Crackdown on driving on Kapiti beaches

Author
Georgina Campbell ,
Publish Date
Fri, 27 Jan 2017, 1:57pm

This summer Kapiti Coast’s beaches are looking more like highways.

Those caught driving unlawfully on the beach could face $750 fines as the Kapiti Coast District Council cracks down on the growing problem.

Environmental standards manager Jacquie Muir said a council enforcement team stopped 23 drivers on Paraparaumu's beach in just under an hour on a patrol last month.

“We are known as a district of beaches and our coastlines are long, they’re easily accessible and easily drivable but we also have a large population that frequents our beaches."

She said the way some people drove was a safety risk.

“It isn’t technically a road, it is a beach. We don’t have footpaths, we don’t have centrelines.

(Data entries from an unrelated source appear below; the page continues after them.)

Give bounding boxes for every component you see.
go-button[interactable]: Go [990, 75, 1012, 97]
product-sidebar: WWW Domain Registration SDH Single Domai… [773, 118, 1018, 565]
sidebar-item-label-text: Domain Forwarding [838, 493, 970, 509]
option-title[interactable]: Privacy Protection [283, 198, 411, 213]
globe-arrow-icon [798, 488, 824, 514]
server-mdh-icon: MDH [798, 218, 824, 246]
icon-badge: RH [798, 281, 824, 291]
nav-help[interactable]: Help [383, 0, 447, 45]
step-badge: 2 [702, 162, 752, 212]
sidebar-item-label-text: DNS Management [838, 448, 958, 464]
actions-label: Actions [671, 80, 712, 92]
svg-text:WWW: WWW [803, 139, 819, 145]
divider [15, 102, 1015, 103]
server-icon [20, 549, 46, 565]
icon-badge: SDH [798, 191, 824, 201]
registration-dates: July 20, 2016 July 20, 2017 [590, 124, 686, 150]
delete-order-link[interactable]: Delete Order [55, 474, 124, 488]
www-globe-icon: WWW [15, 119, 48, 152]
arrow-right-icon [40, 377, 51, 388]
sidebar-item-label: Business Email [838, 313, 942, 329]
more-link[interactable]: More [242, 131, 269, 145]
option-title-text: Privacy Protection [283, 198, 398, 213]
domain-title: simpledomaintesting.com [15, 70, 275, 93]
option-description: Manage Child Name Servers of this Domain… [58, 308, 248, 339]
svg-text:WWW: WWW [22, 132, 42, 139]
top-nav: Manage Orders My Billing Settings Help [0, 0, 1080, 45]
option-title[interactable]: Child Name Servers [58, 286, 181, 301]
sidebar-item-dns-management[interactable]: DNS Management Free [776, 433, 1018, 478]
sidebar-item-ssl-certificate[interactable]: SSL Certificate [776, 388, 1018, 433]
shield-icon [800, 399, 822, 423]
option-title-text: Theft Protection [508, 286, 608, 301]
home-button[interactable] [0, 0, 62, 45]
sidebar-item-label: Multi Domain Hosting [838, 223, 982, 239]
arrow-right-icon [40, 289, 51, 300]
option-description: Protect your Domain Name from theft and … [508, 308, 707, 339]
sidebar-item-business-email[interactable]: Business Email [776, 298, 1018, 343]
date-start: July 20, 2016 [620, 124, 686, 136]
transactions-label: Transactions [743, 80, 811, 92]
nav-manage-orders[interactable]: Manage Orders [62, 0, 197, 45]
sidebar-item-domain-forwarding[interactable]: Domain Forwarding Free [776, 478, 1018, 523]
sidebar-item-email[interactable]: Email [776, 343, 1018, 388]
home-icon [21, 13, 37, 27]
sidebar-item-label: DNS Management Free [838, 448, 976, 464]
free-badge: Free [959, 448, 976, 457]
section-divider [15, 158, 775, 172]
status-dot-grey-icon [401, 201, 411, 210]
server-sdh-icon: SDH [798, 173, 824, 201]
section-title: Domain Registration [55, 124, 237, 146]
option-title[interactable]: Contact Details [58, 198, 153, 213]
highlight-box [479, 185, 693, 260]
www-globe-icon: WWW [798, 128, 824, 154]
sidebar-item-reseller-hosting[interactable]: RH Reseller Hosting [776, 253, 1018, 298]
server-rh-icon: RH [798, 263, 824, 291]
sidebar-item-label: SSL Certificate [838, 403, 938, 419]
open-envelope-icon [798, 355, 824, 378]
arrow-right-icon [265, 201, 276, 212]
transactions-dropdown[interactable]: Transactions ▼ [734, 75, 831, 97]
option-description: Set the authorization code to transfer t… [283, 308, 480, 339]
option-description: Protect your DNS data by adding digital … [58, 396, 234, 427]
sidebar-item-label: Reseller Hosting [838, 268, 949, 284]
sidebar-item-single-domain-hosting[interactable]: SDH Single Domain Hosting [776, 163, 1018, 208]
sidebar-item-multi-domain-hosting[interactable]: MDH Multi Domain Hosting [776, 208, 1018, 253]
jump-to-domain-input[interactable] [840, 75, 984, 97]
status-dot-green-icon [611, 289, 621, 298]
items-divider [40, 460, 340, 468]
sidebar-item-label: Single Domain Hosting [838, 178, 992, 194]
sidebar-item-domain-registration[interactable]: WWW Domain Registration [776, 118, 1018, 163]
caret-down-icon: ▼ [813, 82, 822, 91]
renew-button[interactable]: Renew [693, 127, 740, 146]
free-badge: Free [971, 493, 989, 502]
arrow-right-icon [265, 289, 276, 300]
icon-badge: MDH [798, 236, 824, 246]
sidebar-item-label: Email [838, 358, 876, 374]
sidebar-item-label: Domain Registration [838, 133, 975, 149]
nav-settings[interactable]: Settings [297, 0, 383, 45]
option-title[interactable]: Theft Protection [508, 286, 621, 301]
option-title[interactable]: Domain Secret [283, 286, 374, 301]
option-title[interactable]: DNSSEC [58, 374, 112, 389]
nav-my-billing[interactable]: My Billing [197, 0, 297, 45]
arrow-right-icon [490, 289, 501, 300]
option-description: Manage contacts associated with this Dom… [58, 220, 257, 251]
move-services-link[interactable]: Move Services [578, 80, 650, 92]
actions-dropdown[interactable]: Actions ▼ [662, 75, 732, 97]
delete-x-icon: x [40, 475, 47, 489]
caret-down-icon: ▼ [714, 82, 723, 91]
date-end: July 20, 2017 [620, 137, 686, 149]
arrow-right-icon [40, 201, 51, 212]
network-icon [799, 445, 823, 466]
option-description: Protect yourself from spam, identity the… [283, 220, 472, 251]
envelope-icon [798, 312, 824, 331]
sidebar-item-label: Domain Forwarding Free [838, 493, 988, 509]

“When you’ve got people who are down there driving like idiots and driving dangerously doing all sorts of wheel spins and the likes, that really does have a huge risk to people.”

Muir said the worst hot spot was the stretch of beach from the Paraparaumu Boating Club to Waikanae, where driving on the beach is banned.

She said, in general, the rules were vehicles could access the beach if they were launching a boat, needed to for emergency purposes or were within marked areas where driving was permitted.

Senior sergeant Chanel Chapman said she hoped a $750 fine for those driving in banned areas was enough to prevent incidents where someone could be injured or killed.

“It’s not safe to have people driving on the beach where there are lots of other users around,” she said.

Muir said people driving vehicles, motorbikes and three wheelers through the dunes to get to the beach have also been destroying restoration efforts.

“When they do they tear up all of the foliage, which is keeping our dunes together at the moment.”

Two-wheeled motorbikes are completely banned from Kapiti beaches.